2 Editorial
Souveränität in Gefahr
E
ine Mehrheit von Bundesrat und Parlament sähen die
Schweiz lieber heute als morgen in der EU. Diese Kreise arbeiten
zwar weniger offensichtlich als auch
schon, aber nicht minder konsequent
daran, die Schweiz in die EU zu führen. Vor diesem Hintergrund ist auch
der Versuch von Bundespräsidentin
Calmy-Rey und Wirtschaftsminister Schneider-Ammann zu sehen, ein
Paket Bilaterale III ohne klaren Beschluss des Bundesrates zu lancieren.
In diesem Paket soll es auch um die
zwangsweise Übernahme von EURecht und die Schaffung von entsprechenden Gerichts-, Auslegungs- und
Überwachungsbehörden gehen. Die
Schweiz würde damit noch weiter gehen als seinerzeit mit dem EWR. Der
Souveränitätsverlust eines solchen
Schrittes wäre gravierend.
Im gleichen Sinn und Geist hat das
Parlament neuen Kreditvereinbarungen mit dem Internationalen
Währungsfonds in Milliardenhöhe
zugestimmt. Diese Mittel sollen insbesondere zur Rettung bankrotter Euro-Staaten dienen. Die Schweiz müsse sich solidarisch verhalten, hiess es.
Deshalb wurde zur Absicherung der
linken Stimmen im Parlament gleich
auch noch eine Aufstockung der Entwicklungshilfe im Umfang von mehreren hundert Millionen Franken beschlossen. Die Schweiz könne nicht
abseits stehen und habe letztlich keine
Wahl, begründete der Bundesrat diesen Schritt. Das Parlament versagte
dem Volk dann auch noch das Mit-
spracherecht und verzichtete auf eine
Referendumsmöglichkeit. Handelt so
ein souveräner, selbstbewusster Staat?
Es gibt aber auch andere beunruhigende Vorgänge. Das Parlament nimmt
einen neuen Anlauf zur Einführung
der Verfassungsgerichtsbarkeit. Dabei
geht es nur vordergründig um die „objektive“ Prüfung von Bundesgesetzen auf ihre Verfassungskonformität.
Es geht um die grundlegende Frage,
ob das Volk und die Volksvertreter in
den Parlamenten oder Gerichte das
letzte Wort im Gesetzgebungsprozess
haben sollen. Letztlich wollen diese Kreise aber insbesondere, dass die
Volksrechte ebenfalls einer Prüfung
zu unterwerfen sind. Sie wollen die
Ungültigkeitsgründe für Volksinitiativen erweitern und die Prüfung dieser
Gründe schon vor der Lancierung einer Initiative vornehmen, z.B. durch
ein Verfassungsgericht.
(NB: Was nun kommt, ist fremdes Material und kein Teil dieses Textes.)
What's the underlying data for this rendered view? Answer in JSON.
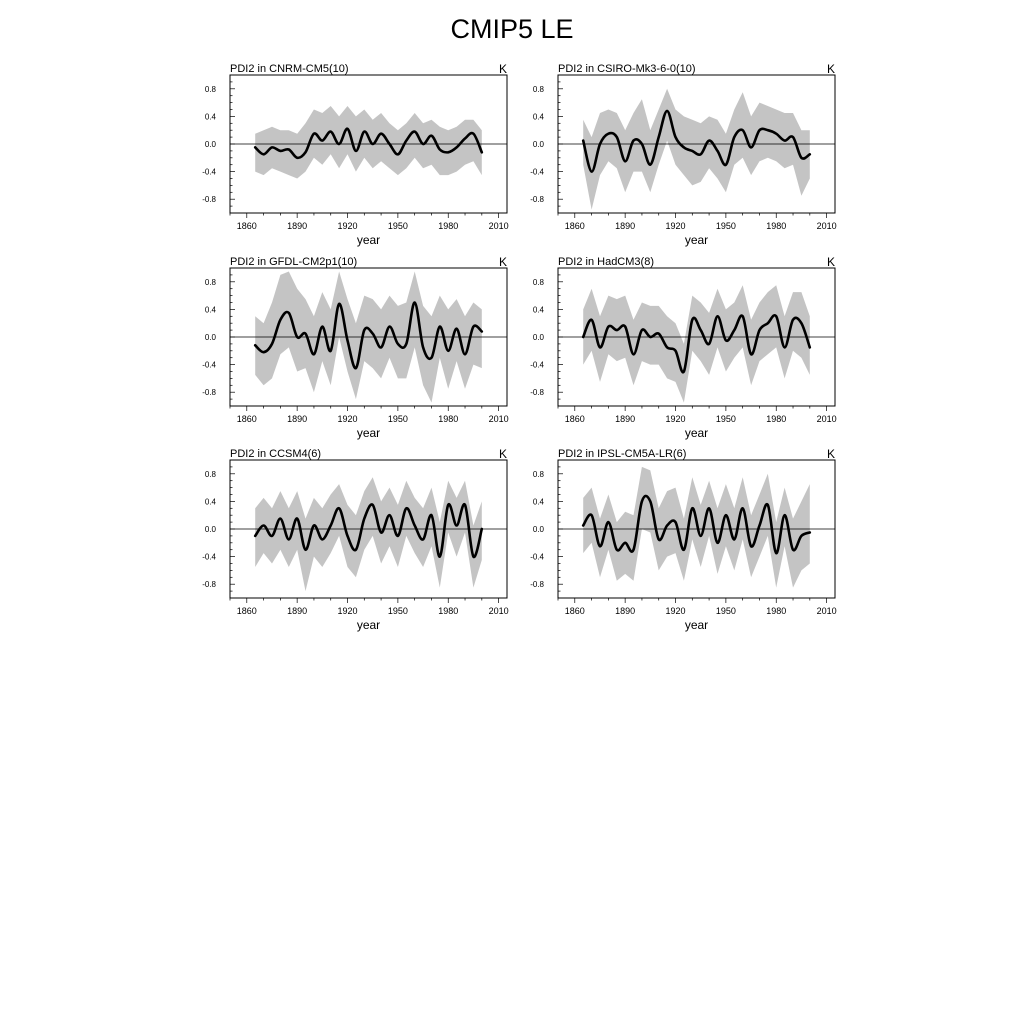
{
  "title": "CMIP5 LE",
  "chart_data": [
    {
      "type": "line",
      "title": "PDI2 in CNRM-CM5(10)",
      "units": "K",
      "xlabel": "year",
      "ylabel": "",
      "xlim": [
        1850,
        2015
      ],
      "ylim": [
        -1.0,
        1.0
      ],
      "xticks": [
        1860,
        1890,
        1920,
        1950,
        1980,
        2010
      ],
      "yticks": [
        -0.8,
        -0.4,
        0.0,
        0.4,
        0.8
      ],
      "ytick_labels": [
        "-0.8",
        "-0.4",
        "0.0",
        "0.4",
        "0.8"
      ],
      "reference_line": 0.0,
      "colors": {
        "mean": "#000000",
        "spread": "#c4c4c4"
      },
      "x": [
        1865,
        1870,
        1875,
        1880,
        1885,
        1890,
        1895,
        1900,
        1905,
        1910,
        1915,
        1920,
        1925,
        1930,
        1935,
        1940,
        1945,
        1950,
        1955,
        1960,
        1965,
        1970,
        1975,
        1980,
        1985,
        1990,
        1995,
        2000
      ],
      "series": [
        {
          "role": "ensemble mean",
          "values": [
            -0.05,
            -0.15,
            -0.05,
            -0.1,
            -0.08,
            -0.2,
            -0.12,
            0.15,
            0.05,
            0.18,
            0.0,
            0.22,
            -0.1,
            0.18,
            0.0,
            0.15,
            0.0,
            -0.15,
            0.05,
            0.18,
            0.0,
            0.12,
            -0.08,
            -0.12,
            -0.05,
            0.08,
            0.15,
            -0.12
          ]
        },
        {
          "role": "spread upper",
          "values": [
            0.15,
            0.2,
            0.25,
            0.2,
            0.2,
            0.15,
            0.3,
            0.5,
            0.45,
            0.55,
            0.4,
            0.55,
            0.4,
            0.5,
            0.35,
            0.45,
            0.3,
            0.2,
            0.3,
            0.45,
            0.3,
            0.35,
            0.25,
            0.2,
            0.25,
            0.35,
            0.35,
            0.2
          ]
        },
        {
          "role": "spread lower",
          "values": [
            -0.4,
            -0.45,
            -0.35,
            -0.4,
            -0.45,
            -0.5,
            -0.4,
            -0.2,
            -0.3,
            -0.15,
            -0.35,
            -0.15,
            -0.4,
            -0.2,
            -0.35,
            -0.25,
            -0.35,
            -0.45,
            -0.35,
            -0.2,
            -0.35,
            -0.3,
            -0.45,
            -0.45,
            -0.4,
            -0.3,
            -0.25,
            -0.45
          ]
        }
      ]
    },
    {
      "type": "line",
      "title": "PDI2 in CSIRO-Mk3-6-0(10)",
      "units": "K",
      "xlabel": "year",
      "ylabel": "",
      "xlim": [
        1850,
        2015
      ],
      "ylim": [
        -1.0,
        1.0
      ],
      "xticks": [
        1860,
        1890,
        1920,
        1950,
        1980,
        2010
      ],
      "yticks": [
        -0.8,
        -0.4,
        0.0,
        0.4,
        0.8
      ],
      "ytick_labels": [
        "-0.8",
        "-0.4",
        "0.0",
        "0.4",
        "0.8"
      ],
      "reference_line": 0.0,
      "colors": {
        "mean": "#000000",
        "spread": "#c4c4c4"
      },
      "x": [
        1865,
        1870,
        1875,
        1880,
        1885,
        1890,
        1895,
        1900,
        1905,
        1910,
        1915,
        1920,
        1925,
        1930,
        1935,
        1940,
        1945,
        1950,
        1955,
        1960,
        1965,
        1970,
        1975,
        1980,
        1985,
        1990,
        1995,
        2000
      ],
      "series": [
        {
          "role": "ensemble mean",
          "values": [
            0.05,
            -0.4,
            0.0,
            0.15,
            0.1,
            -0.25,
            0.05,
            0.0,
            -0.3,
            0.1,
            0.48,
            0.1,
            -0.05,
            -0.1,
            -0.15,
            0.05,
            -0.1,
            -0.3,
            0.1,
            0.2,
            -0.05,
            0.2,
            0.2,
            0.15,
            0.05,
            0.1,
            -0.2,
            -0.15
          ]
        },
        {
          "role": "spread upper",
          "values": [
            0.35,
            0.1,
            0.45,
            0.5,
            0.45,
            0.2,
            0.45,
            0.65,
            0.2,
            0.5,
            0.8,
            0.5,
            0.4,
            0.35,
            0.3,
            0.4,
            0.35,
            0.15,
            0.5,
            0.75,
            0.4,
            0.6,
            0.55,
            0.5,
            0.45,
            0.45,
            0.2,
            0.2
          ]
        },
        {
          "role": "spread lower",
          "values": [
            -0.3,
            -0.95,
            -0.45,
            -0.25,
            -0.35,
            -0.7,
            -0.4,
            -0.4,
            -0.7,
            -0.3,
            0.05,
            -0.3,
            -0.45,
            -0.6,
            -0.55,
            -0.35,
            -0.5,
            -0.7,
            -0.3,
            -0.2,
            -0.45,
            -0.25,
            -0.2,
            -0.25,
            -0.35,
            -0.3,
            -0.75,
            -0.5
          ]
        }
      ]
    },
    {
      "type": "line",
      "title": "PDI2 in GFDL-CM2p1(10)",
      "units": "K",
      "xlabel": "year",
      "ylabel": "",
      "xlim": [
        1850,
        2015
      ],
      "ylim": [
        -1.0,
        1.0
      ],
      "xticks": [
        1860,
        1890,
        1920,
        1950,
        1980,
        2010
      ],
      "yticks": [
        -0.8,
        -0.4,
        0.0,
        0.4,
        0.8
      ],
      "ytick_labels": [
        "-0.8",
        "-0.4",
        "0.0",
        "0.4",
        "0.8"
      ],
      "reference_line": 0.0,
      "colors": {
        "mean": "#000000",
        "spread": "#c4c4c4"
      },
      "x": [
        1865,
        1870,
        1875,
        1880,
        1885,
        1890,
        1895,
        1900,
        1905,
        1910,
        1915,
        1920,
        1925,
        1930,
        1935,
        1940,
        1945,
        1950,
        1955,
        1960,
        1965,
        1970,
        1975,
        1980,
        1985,
        1990,
        1995,
        2000
      ],
      "series": [
        {
          "role": "ensemble mean",
          "values": [
            -0.12,
            -0.22,
            -0.1,
            0.25,
            0.35,
            0.0,
            0.05,
            -0.25,
            0.15,
            -0.2,
            0.48,
            -0.05,
            -0.45,
            0.1,
            0.05,
            -0.15,
            0.15,
            -0.1,
            -0.1,
            0.5,
            -0.15,
            -0.3,
            0.15,
            -0.2,
            0.12,
            -0.25,
            0.15,
            0.08
          ]
        },
        {
          "role": "spread upper",
          "values": [
            0.3,
            0.2,
            0.5,
            0.9,
            0.95,
            0.7,
            0.55,
            0.3,
            0.65,
            0.4,
            0.95,
            0.55,
            0.2,
            0.6,
            0.55,
            0.4,
            0.6,
            0.45,
            0.5,
            0.95,
            0.45,
            0.3,
            0.6,
            0.4,
            0.55,
            0.3,
            0.5,
            0.4
          ]
        },
        {
          "role": "spread lower",
          "values": [
            -0.55,
            -0.7,
            -0.6,
            -0.25,
            -0.15,
            -0.5,
            -0.45,
            -0.8,
            -0.35,
            -0.7,
            0.0,
            -0.5,
            -0.9,
            -0.35,
            -0.45,
            -0.6,
            -0.3,
            -0.6,
            -0.6,
            -0.15,
            -0.7,
            -0.95,
            -0.3,
            -0.75,
            -0.35,
            -0.75,
            -0.4,
            -0.45
          ]
        }
      ]
    },
    {
      "type": "line",
      "title": "PDI2 in HadCM3(8)",
      "units": "K",
      "xlabel": "year",
      "ylabel": "",
      "xlim": [
        1850,
        2015
      ],
      "ylim": [
        -1.0,
        1.0
      ],
      "xticks": [
        1860,
        1890,
        1920,
        1950,
        1980,
        2010
      ],
      "yticks": [
        -0.8,
        -0.4,
        0.0,
        0.4,
        0.8
      ],
      "ytick_labels": [
        "-0.8",
        "-0.4",
        "0.0",
        "0.4",
        "0.8"
      ],
      "reference_line": 0.0,
      "colors": {
        "mean": "#000000",
        "spread": "#c4c4c4"
      },
      "x": [
        1865,
        1870,
        1875,
        1880,
        1885,
        1890,
        1895,
        1900,
        1905,
        1910,
        1915,
        1920,
        1925,
        1930,
        1935,
        1940,
        1945,
        1950,
        1955,
        1960,
        1965,
        1970,
        1975,
        1980,
        1985,
        1990,
        1995,
        2000
      ],
      "series": [
        {
          "role": "ensemble mean",
          "values": [
            0.0,
            0.25,
            -0.15,
            0.15,
            0.1,
            0.15,
            -0.25,
            0.1,
            0.0,
            0.05,
            -0.15,
            -0.2,
            -0.5,
            0.25,
            0.1,
            -0.1,
            0.3,
            -0.05,
            0.1,
            0.3,
            -0.25,
            0.1,
            0.2,
            0.3,
            -0.15,
            0.25,
            0.2,
            -0.15
          ]
        },
        {
          "role": "spread upper",
          "values": [
            0.4,
            0.7,
            0.3,
            0.6,
            0.55,
            0.6,
            0.25,
            0.5,
            0.45,
            0.45,
            0.3,
            0.2,
            -0.1,
            0.6,
            0.5,
            0.35,
            0.7,
            0.4,
            0.5,
            0.75,
            0.25,
            0.5,
            0.65,
            0.75,
            0.3,
            0.65,
            0.65,
            0.3
          ]
        },
        {
          "role": "spread lower",
          "values": [
            -0.4,
            -0.2,
            -0.65,
            -0.25,
            -0.35,
            -0.3,
            -0.7,
            -0.35,
            -0.4,
            -0.4,
            -0.6,
            -0.65,
            -0.95,
            -0.2,
            -0.35,
            -0.55,
            -0.15,
            -0.5,
            -0.3,
            -0.15,
            -0.7,
            -0.35,
            -0.25,
            -0.15,
            -0.6,
            -0.2,
            -0.3,
            -0.55
          ]
        }
      ]
    },
    {
      "type": "line",
      "title": "PDI2 in CCSM4(6)",
      "units": "K",
      "xlabel": "year",
      "ylabel": "",
      "xlim": [
        1850,
        2015
      ],
      "ylim": [
        -1.0,
        1.0
      ],
      "xticks": [
        1860,
        1890,
        1920,
        1950,
        1980,
        2010
      ],
      "yticks": [
        -0.8,
        -0.4,
        0.0,
        0.4,
        0.8
      ],
      "ytick_labels": [
        "-0.8",
        "-0.4",
        "0.0",
        "0.4",
        "0.8"
      ],
      "reference_line": 0.0,
      "colors": {
        "mean": "#000000",
        "spread": "#c4c4c4"
      },
      "x": [
        1865,
        1870,
        1875,
        1880,
        1885,
        1890,
        1895,
        1900,
        1905,
        1910,
        1915,
        1920,
        1925,
        1930,
        1935,
        1940,
        1945,
        1950,
        1955,
        1960,
        1965,
        1970,
        1975,
        1980,
        1985,
        1990,
        1995,
        2000
      ],
      "series": [
        {
          "role": "ensemble mean",
          "values": [
            -0.1,
            0.05,
            -0.1,
            0.15,
            -0.15,
            0.15,
            -0.3,
            0.05,
            -0.15,
            0.05,
            0.3,
            -0.1,
            -0.3,
            0.15,
            0.35,
            -0.05,
            0.2,
            -0.1,
            0.3,
            0.05,
            -0.15,
            0.2,
            -0.4,
            0.35,
            0.05,
            0.35,
            -0.4,
            0.0
          ]
        },
        {
          "role": "spread upper",
          "values": [
            0.3,
            0.45,
            0.3,
            0.55,
            0.3,
            0.55,
            0.15,
            0.45,
            0.3,
            0.5,
            0.65,
            0.35,
            0.2,
            0.55,
            0.75,
            0.4,
            0.6,
            0.35,
            0.7,
            0.45,
            0.3,
            0.6,
            0.1,
            0.7,
            0.45,
            0.7,
            0.05,
            0.4
          ]
        },
        {
          "role": "spread lower",
          "values": [
            -0.55,
            -0.35,
            -0.5,
            -0.3,
            -0.55,
            -0.3,
            -0.9,
            -0.4,
            -0.55,
            -0.35,
            -0.1,
            -0.55,
            -0.7,
            -0.3,
            -0.1,
            -0.5,
            -0.25,
            -0.55,
            -0.1,
            -0.35,
            -0.55,
            -0.25,
            -0.85,
            -0.05,
            -0.4,
            -0.05,
            -0.85,
            -0.45
          ]
        }
      ]
    },
    {
      "type": "line",
      "title": "PDI2 in IPSL-CM5A-LR(6)",
      "units": "K",
      "xlabel": "year",
      "ylabel": "",
      "xlim": [
        1850,
        2015
      ],
      "ylim": [
        -1.0,
        1.0
      ],
      "xticks": [
        1860,
        1890,
        1920,
        1950,
        1980,
        2010
      ],
      "yticks": [
        -0.8,
        -0.4,
        0.0,
        0.4,
        0.8
      ],
      "ytick_labels": [
        "-0.8",
        "-0.4",
        "0.0",
        "0.4",
        "0.8"
      ],
      "reference_line": 0.0,
      "colors": {
        "mean": "#000000",
        "spread": "#c4c4c4"
      },
      "x": [
        1865,
        1870,
        1875,
        1880,
        1885,
        1890,
        1895,
        1900,
        1905,
        1910,
        1915,
        1920,
        1925,
        1930,
        1935,
        1940,
        1945,
        1950,
        1955,
        1960,
        1965,
        1970,
        1975,
        1980,
        1985,
        1990,
        1995,
        2000
      ],
      "series": [
        {
          "role": "ensemble mean",
          "values": [
            0.05,
            0.2,
            -0.25,
            0.1,
            -0.3,
            -0.2,
            -0.3,
            0.4,
            0.4,
            -0.15,
            0.05,
            0.1,
            -0.3,
            0.3,
            -0.1,
            0.3,
            -0.2,
            0.2,
            -0.15,
            0.3,
            -0.25,
            0.05,
            0.35,
            -0.35,
            0.2,
            -0.3,
            -0.1,
            -0.05
          ]
        },
        {
          "role": "spread upper",
          "values": [
            0.45,
            0.6,
            0.15,
            0.5,
            0.1,
            0.25,
            0.2,
            0.9,
            0.85,
            0.3,
            0.55,
            0.6,
            0.15,
            0.75,
            0.35,
            0.7,
            0.3,
            0.65,
            0.3,
            0.75,
            0.2,
            0.5,
            0.8,
            0.1,
            0.6,
            0.15,
            0.4,
            0.65
          ]
        },
        {
          "role": "spread lower",
          "values": [
            -0.35,
            -0.2,
            -0.7,
            -0.3,
            -0.75,
            -0.65,
            -0.75,
            0.0,
            -0.05,
            -0.6,
            -0.4,
            -0.35,
            -0.75,
            -0.15,
            -0.55,
            -0.1,
            -0.65,
            -0.25,
            -0.6,
            -0.15,
            -0.7,
            -0.4,
            -0.1,
            -0.85,
            -0.25,
            -0.85,
            -0.6,
            -0.5
          ]
        }
      ]
    }
  ]
}
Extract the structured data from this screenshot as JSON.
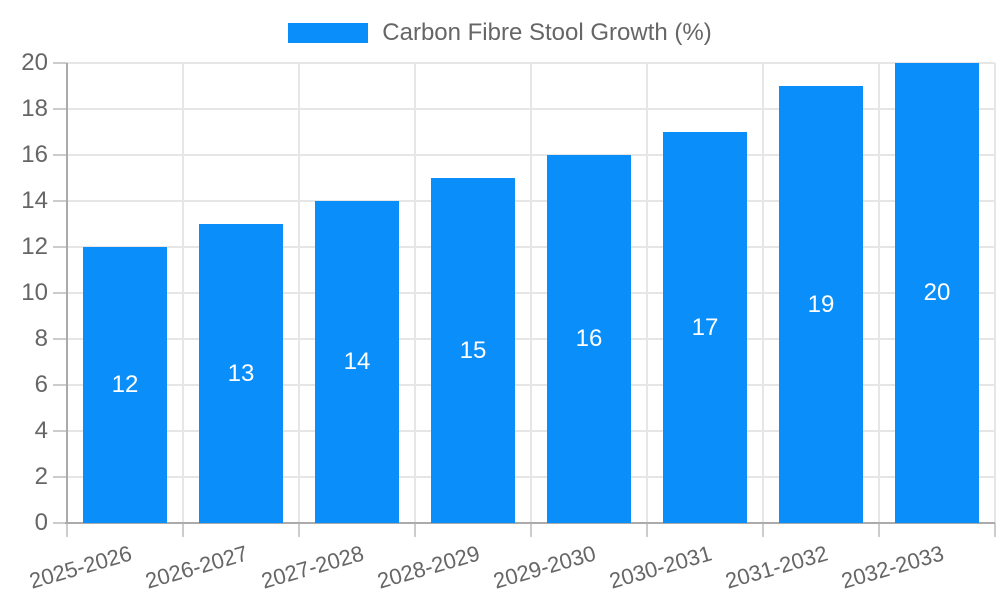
{
  "chart_data": {
    "type": "bar",
    "title": "Carbon Fibre Stool Growth (%)",
    "legend_position": "top-center",
    "categories": [
      "2025-2026",
      "2026-2027",
      "2027-2028",
      "2028-2029",
      "2029-2030",
      "2030-2031",
      "2031-2032",
      "2032-2033"
    ],
    "values": [
      12,
      13,
      14,
      15,
      16,
      17,
      19,
      20
    ],
    "bar_value_labels": [
      "12",
      "13",
      "14",
      "15",
      "16",
      "17",
      "19",
      "20"
    ],
    "xlabel": "",
    "ylabel": "",
    "ylim": [
      0,
      20
    ],
    "yticks": [
      0,
      2,
      4,
      6,
      8,
      10,
      12,
      14,
      16,
      18,
      20
    ],
    "grid": true,
    "x_tick_rotation_deg": -16,
    "colors": {
      "bar": "#0a8ef9",
      "bar_label": "#ffffff",
      "axis_text": "#666666",
      "gridline": "#e6e6e6",
      "axis_line": "#ababab",
      "tick_mark": "#cccccc",
      "background": "#ffffff"
    }
  }
}
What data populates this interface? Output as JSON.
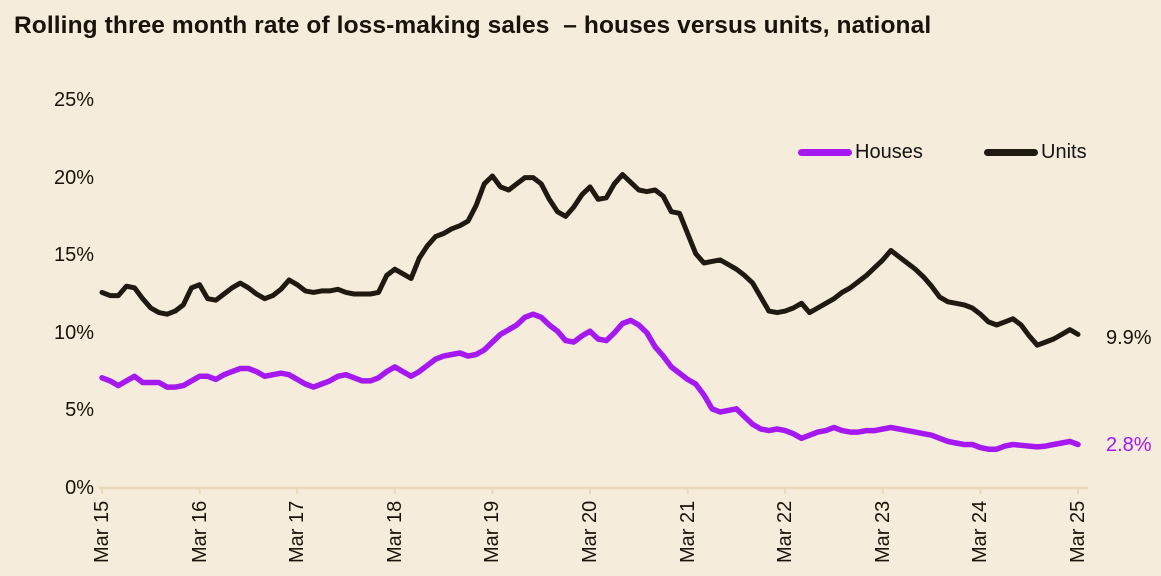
{
  "title": "Rolling three month rate of loss-making sales  – houses versus units, national",
  "colors": {
    "background": "#f5ecdb",
    "houses": "#a519f0",
    "units": "#201911",
    "text": "#1a130b",
    "axis": "#e8d9ba"
  },
  "chart_data": {
    "type": "line",
    "title": "Rolling three month rate of loss-making sales  – houses versus units, national",
    "x_frequency": "monthly",
    "categories": [
      "Mar 15",
      "Mar 16",
      "Mar 17",
      "Mar 18",
      "Mar 19",
      "Mar 20",
      "Mar 21",
      "Mar 22",
      "Mar 23",
      "Mar 24",
      "Mar 25"
    ],
    "months_per_category": 12,
    "ylim": [
      0,
      25
    ],
    "y_ticks": [
      {
        "label": "25%",
        "value": 25
      },
      {
        "label": "20%",
        "value": 20
      },
      {
        "label": "15%",
        "value": 15
      },
      {
        "label": "10%",
        "value": 10
      },
      {
        "label": "5%",
        "value": 5
      },
      {
        "label": "0%",
        "value": 0
      }
    ],
    "grid": false,
    "legend_position": "top-right",
    "series": [
      {
        "name": "Houses",
        "color": "#a519f0",
        "end_label": "2.8%",
        "values": [
          7.1,
          6.9,
          6.6,
          6.9,
          7.2,
          6.8,
          6.8,
          6.8,
          6.5,
          6.5,
          6.6,
          6.9,
          7.2,
          7.2,
          7.0,
          7.3,
          7.5,
          7.7,
          7.7,
          7.5,
          7.2,
          7.3,
          7.4,
          7.3,
          7.0,
          6.7,
          6.5,
          6.7,
          6.9,
          7.2,
          7.3,
          7.1,
          6.9,
          6.9,
          7.1,
          7.5,
          7.8,
          7.5,
          7.2,
          7.5,
          7.9,
          8.3,
          8.5,
          8.6,
          8.7,
          8.5,
          8.6,
          8.9,
          9.4,
          9.9,
          10.2,
          10.5,
          11.0,
          11.2,
          11.0,
          10.5,
          10.1,
          9.5,
          9.4,
          9.8,
          10.1,
          9.6,
          9.5,
          10.0,
          10.6,
          10.8,
          10.5,
          10.0,
          9.1,
          8.5,
          7.8,
          7.4,
          7.0,
          6.7,
          6.0,
          5.1,
          4.9,
          5.0,
          5.1,
          4.6,
          4.1,
          3.8,
          3.7,
          3.8,
          3.7,
          3.5,
          3.2,
          3.4,
          3.6,
          3.7,
          3.9,
          3.7,
          3.6,
          3.6,
          3.7,
          3.7,
          3.8,
          3.9,
          3.8,
          3.7,
          3.6,
          3.5,
          3.4,
          3.2,
          3.0,
          2.9,
          2.8,
          2.8,
          2.6,
          2.5,
          2.5,
          2.7,
          2.8,
          2.75,
          2.7,
          2.65,
          2.7,
          2.8,
          2.9,
          3.0,
          2.8
        ]
      },
      {
        "name": "Units",
        "color": "#201911",
        "end_label": "9.9%",
        "values": [
          12.6,
          12.4,
          12.4,
          13.0,
          12.9,
          12.2,
          11.6,
          11.3,
          11.2,
          11.4,
          11.8,
          12.9,
          13.1,
          12.2,
          12.1,
          12.5,
          12.9,
          13.2,
          12.9,
          12.5,
          12.2,
          12.4,
          12.8,
          13.4,
          13.1,
          12.7,
          12.6,
          12.7,
          12.7,
          12.8,
          12.6,
          12.5,
          12.5,
          12.5,
          12.6,
          13.7,
          14.1,
          13.8,
          13.5,
          14.8,
          15.6,
          16.2,
          16.4,
          16.7,
          16.9,
          17.2,
          18.2,
          19.6,
          20.1,
          19.4,
          19.2,
          19.6,
          20.0,
          20.0,
          19.6,
          18.6,
          17.8,
          17.5,
          18.1,
          18.9,
          19.4,
          18.6,
          18.7,
          19.6,
          20.2,
          19.7,
          19.2,
          19.1,
          19.2,
          18.8,
          17.8,
          17.7,
          16.4,
          15.1,
          14.5,
          14.6,
          14.7,
          14.4,
          14.1,
          13.7,
          13.2,
          12.3,
          11.4,
          11.3,
          11.4,
          11.6,
          11.9,
          11.3,
          11.6,
          11.9,
          12.2,
          12.6,
          12.9,
          13.3,
          13.7,
          14.2,
          14.7,
          15.3,
          14.9,
          14.5,
          14.1,
          13.6,
          13.0,
          12.3,
          12.0,
          11.9,
          11.8,
          11.6,
          11.2,
          10.7,
          10.5,
          10.7,
          10.9,
          10.5,
          9.8,
          9.2,
          9.4,
          9.6,
          9.9,
          10.2,
          9.9
        ]
      }
    ]
  }
}
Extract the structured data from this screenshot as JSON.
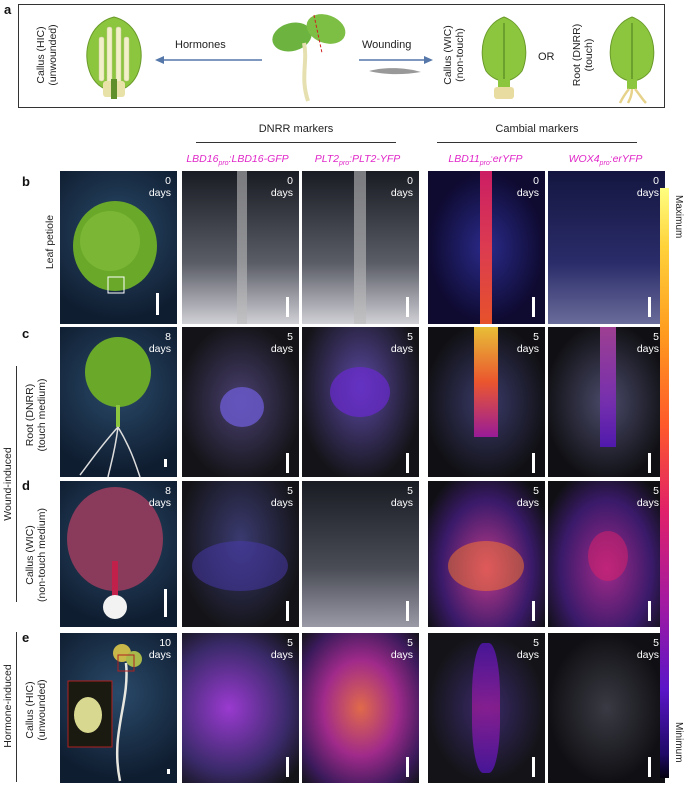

Der Einfluss
des „unbequemen“ Souveräns, der
Stimmbürgerinnen und Stimmbürger,
soll damit eingeschränkt werden. Vor
dieser Entwicklung kann nicht früh
genug gewarnt werden.
Eine weitere Preisgabe der Souveränität haben wir in den vergangenen
Wochen im Zusammenhang mit der
UNO-Resolution gegen Libyen erlebt.
Die Schweiz hat in diesem Zusammenhang britischen Truppen erlaubt,
in einem Konvoi die Schweiz zu
durchqueren. Weil die Schweiz Mitglied der UNO sei, bestehe quasi eine
Verpflichtung dazu. Neutralitätsrechtlich sei dies deshalb unbedenklich.
Fakt ist, dass die Schweiz damit Teil
der Kampfhandlungen gegen Libyen
wurde. Dabei geht es nicht darum,
ob wir Ghadhafi für einen Schurken
halten oder nicht. Es geht um Grundsätzliches. Es geht um nicht mehr und
nicht weniger als den Sinn und Geist
der Neutralität, deren Ziel es immer
war, den Kleinstaat Schweiz aus der
Machtpolitik und aus bewaffneten
Konflikten herauszuhalten. Das hat
uns während Jahrhunderten Sicherheit, Ansehen und Respekt verschafft.
Doch wer verteidigt heute noch diesen
Kern des souveränen und neutralen
Staates?
Auch in diesem Fall hat nur die SVP
gegen den Entscheid des Bundesrates
protestiert. Die SVP ist heute die einzige Partei, welche ohne Vorbehalte
für eine souveräne, unabhängige und
neutrale Schweiz einsteht. Wir tun
dies aus Überzeugung und mit allen
uns zur Verfügung stehenden Kräften.